Nawet jeżeli dochody rodziców są niskie, to fakt ten nie zwalnia ich z obowiązku łożenia na utrzymanie swoich dzieci.
Usprawiedliwione potrzeby
Żądanie podwyższenia alimentów nie może prowadzić do obejścia prawa i być fikcyjne. Uchwała pełnego składu Izby Cywilnej Sądu Najwyższego z 9 czerwca 1976 r. w sprawie sygn. akt III CZP 46/75 OSNCP nr 9 z 1976 r. poz. 184 stwierdza, że sądy nie powinny uwzględniać powództw o podwyższenie alimentów, które wszczynają procesy fikcyjne w celu pokrzywdzenia wierzycieli, a nawet innych osób uprawnionych do tych świadczeń.
Orzekając o wysokości alimentów, sąd bierze pod uwagę usprawiedliwione potrzeby dziecka i możliwości płatnicze rodziców. Jeżeli jednak wraz z wiekiem lub z uwagi na pogarszający się stan zdrowia wzrosną potrzeby dziecka na koszty nauki albo na leczenie i rehabilitację, to wówczas alimenty sąd może podwyższyć.
Do kosztów związanych z potrzebami dziecka zalicza się także wydatki na wynagrodzenie i utrzymanie osoby trzeciej, która zajmuje się nim. Na przykład wówczas, gdy takiej szczególnej pieczy potrzebuje małe dziecko bądź chore ze względu na swój stan zdrowia.

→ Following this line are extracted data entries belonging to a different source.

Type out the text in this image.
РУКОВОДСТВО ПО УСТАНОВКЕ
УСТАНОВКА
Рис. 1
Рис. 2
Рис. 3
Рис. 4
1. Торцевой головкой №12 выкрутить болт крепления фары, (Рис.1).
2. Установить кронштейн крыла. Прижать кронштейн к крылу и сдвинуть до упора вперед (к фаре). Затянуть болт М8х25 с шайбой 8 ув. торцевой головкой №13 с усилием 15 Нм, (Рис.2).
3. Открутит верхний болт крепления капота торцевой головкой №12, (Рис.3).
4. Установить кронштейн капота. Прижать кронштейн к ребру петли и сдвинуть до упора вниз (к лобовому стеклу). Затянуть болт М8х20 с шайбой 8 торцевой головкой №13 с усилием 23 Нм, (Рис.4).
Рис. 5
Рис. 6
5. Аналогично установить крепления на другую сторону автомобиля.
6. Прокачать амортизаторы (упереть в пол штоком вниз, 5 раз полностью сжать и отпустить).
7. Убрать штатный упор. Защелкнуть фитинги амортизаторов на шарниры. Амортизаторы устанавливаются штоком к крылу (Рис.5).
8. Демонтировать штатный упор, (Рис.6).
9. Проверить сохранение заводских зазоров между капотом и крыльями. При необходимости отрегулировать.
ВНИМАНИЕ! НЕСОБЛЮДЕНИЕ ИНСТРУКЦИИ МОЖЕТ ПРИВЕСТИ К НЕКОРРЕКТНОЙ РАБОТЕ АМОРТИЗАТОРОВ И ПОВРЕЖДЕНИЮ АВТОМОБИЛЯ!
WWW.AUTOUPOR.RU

Orzekając o wysokości alimentów, a później o podwyższeniu ich, sąd przyjmuje, że ich górną granicą są zarobkowe i majątkowe możliwości zobowiązanego, chociażby nawet w tych ramach nie znajdowały pokrycia usprawiedliwione potrzeby dziecka. Taki pogląd wyraził Sąd Najwyższy w orzeczeniu z 20 stycznia 1972 r. w sprawie sygn. akt III CRN 470/71.

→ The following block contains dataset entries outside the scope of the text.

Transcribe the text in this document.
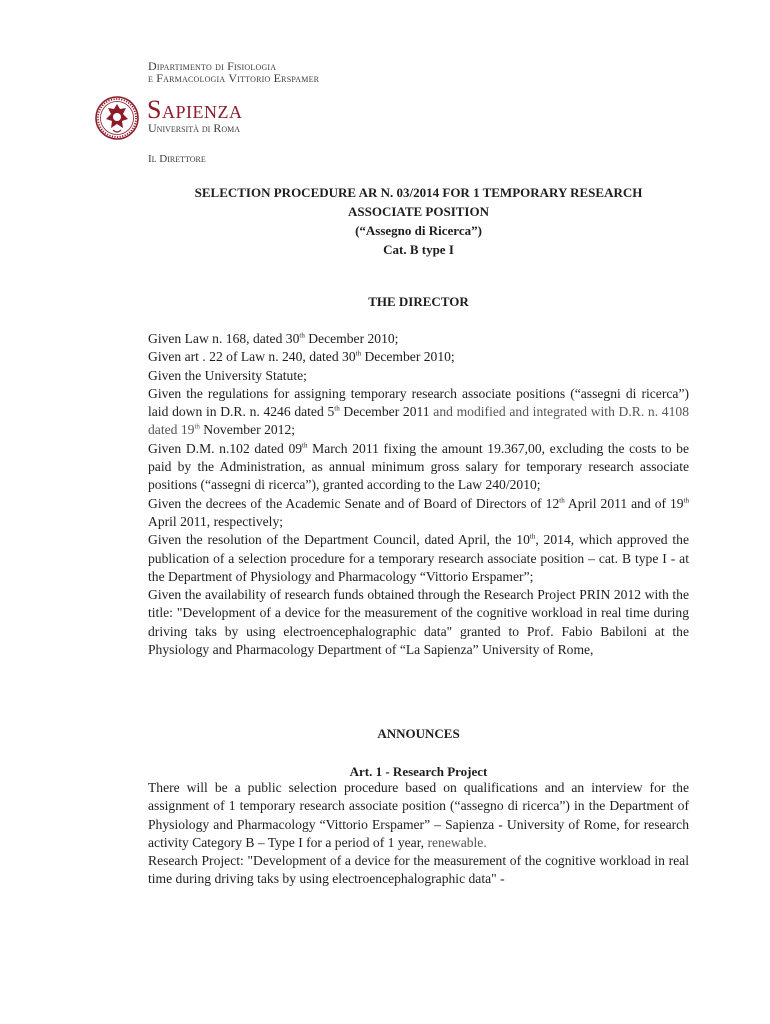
Dipartimento di Fisiologia
e Farmacologia Vittorio Erspamer
Sapienza
Università di Roma
Il Direttore
SELECTION PROCEDURE AR N. 03/2014 FOR 1 TEMPORARY RESEARCH
ASSOCIATE POSITION
(“Assegno di Ricerca”)
Cat. B type I
THE DIRECTOR

Given Law n. 168, dated 30th December 2010;

Given art . 22 of Law n. 240, dated 30th December 2010;

Given the University Statute;

Given the regulations for assigning temporary research associate positions (“assegni di ricerca”) laid down in D.R. n. 4246 dated 5th December 2011 and modified and integrated with D.R. n. 4108 dated 19th November 2012;

Given D.M. n.102 dated 09th March 2011 fixing the amount 19.367,00, excluding the costs to be paid by the Administration, as annual minimum gross salary for temporary research associate positions (“assegni di ricerca”), granted according to the Law 240/2010;

Given the decrees of the Academic Senate and of Board of Directors of 12th April 2011 and of 19th April 2011, respectively;

Given the resolution of the Department Council, dated April, the 10th, 2014, which approved the publication of a selection procedure for a temporary research associate position – cat. B type I - at the Department of Physiology and Pharmacology “Vittorio Erspamer”;

Given the availability of research funds obtained through the Research Project PRIN 2012 with the title: "Development of a device for the measurement of the cognitive workload in real time during driving taks by using electroencephalographic data" granted to Prof. Fabio Babiloni at the Physiology and Pharmacology Department of “La Sapienza” University of Rome,

ANNOUNCES
Art. 1 - Research Project

There will be a public selection procedure based on qualifications and an interview for the assignment of 1 temporary research associate position (“assegno di ricerca”) in the Department of Physiology and Pharmacology “Vittorio Erspamer” – Sapienza - University of Rome, for research activity Category B – Type I for a period of 1 year, renewable.

Research Project: "Development of a device for the measurement of the cognitive workload in real time during driving taks by using electroencephalographic data" -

Natomiast te zarobkowe i majątkowe możliwości zobowiązanego nie są równoznaczne z wysokością osiąganych przez niego faktycznych zarobków lub uzyskiwanego dochodu z majątku. Dlatego orzekając o wysokości świadczenia, sąd uwzględnia możliwości, których zobowiązany faktycznie nie wykorzystał, pod warunkiem że są realne i jest on w stanie im sprostać.
Sąd uwzględni
Sąd nie bierze pod uwagę wyłącznie wynagrodzenia za pracę wypłacanego zobowiązanemu przez pracodawcę regularnie co miesiąc, lecz również premie, tzw. trzynastkę, nagrody jubileuszowe oraz inne płatności nawet otrzymywane z różną częstotliwością. Te dodatkowe dochody pozwalają ustalić średni poziom dochodów zobowiązanego, np. na przestrzeni roku.

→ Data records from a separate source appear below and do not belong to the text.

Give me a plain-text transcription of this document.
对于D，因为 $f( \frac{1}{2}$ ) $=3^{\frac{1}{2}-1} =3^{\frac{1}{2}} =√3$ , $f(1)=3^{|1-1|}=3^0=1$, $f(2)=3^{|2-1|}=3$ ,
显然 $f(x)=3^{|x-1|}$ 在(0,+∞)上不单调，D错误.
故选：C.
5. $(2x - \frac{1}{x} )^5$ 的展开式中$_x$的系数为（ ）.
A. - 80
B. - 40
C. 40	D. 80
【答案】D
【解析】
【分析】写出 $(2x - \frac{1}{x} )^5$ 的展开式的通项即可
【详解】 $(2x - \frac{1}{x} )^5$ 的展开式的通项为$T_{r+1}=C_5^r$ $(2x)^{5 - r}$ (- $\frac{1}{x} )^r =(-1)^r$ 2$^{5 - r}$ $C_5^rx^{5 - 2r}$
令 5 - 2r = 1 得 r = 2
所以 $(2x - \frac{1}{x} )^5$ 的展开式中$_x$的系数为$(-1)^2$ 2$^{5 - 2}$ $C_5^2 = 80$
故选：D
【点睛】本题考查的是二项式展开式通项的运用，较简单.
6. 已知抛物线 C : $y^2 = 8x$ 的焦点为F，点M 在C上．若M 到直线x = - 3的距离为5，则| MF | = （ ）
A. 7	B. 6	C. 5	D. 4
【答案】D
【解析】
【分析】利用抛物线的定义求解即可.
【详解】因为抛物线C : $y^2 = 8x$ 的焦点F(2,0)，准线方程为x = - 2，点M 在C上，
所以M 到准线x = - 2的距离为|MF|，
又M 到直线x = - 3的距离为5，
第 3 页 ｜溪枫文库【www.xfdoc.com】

Natomiast na wysokość alimentów nie mogą mieć wpływu zadłużenia w banku pozwanego oraz obciążające go koszty procesu i sądowe i dlatego nie ograniczają one uprawnień małoletniego.
PRZYKŁAD
Od czego zależą usprawiedliwione potrzeby dziecka uprawnionego
Usprawiedliwione potrzeby dziecka należy oceniać, biorąc pod uwagę m.in. jego wiek, miejsce pobytu, środowisko, możliwości zarobkowe zobowiązanych do jego utrzymania. Zdaniem Sądu Najwyższego nie można ich odrywać od zarobkowych i majątkowych możliwości zobowiązanego,
Nawet jeżeli ojciec dzieci uprawnionych do alimentów jest dłużnikiem innej osoby, to fakt ten nie pozbawia ich praw dochodzenia od niego świadczenia. Mają prawo wystąpić na drogę sądową, aby uzyskać wyrok zasądzający alimenty, a potem na tej podstawie wyegzekwować należność i brać udział w podziale funduszów uzyskanych w drodze egzekucji w zbiegu z innymi wierzycielami.
Podstawa prawna
Art. 128 – 138 ustawy z 25 lutego 1964 r. – Kodeks rodzinny i opiekuńczy (Dz.U. nr 9, poz. 59 z późn. zm.).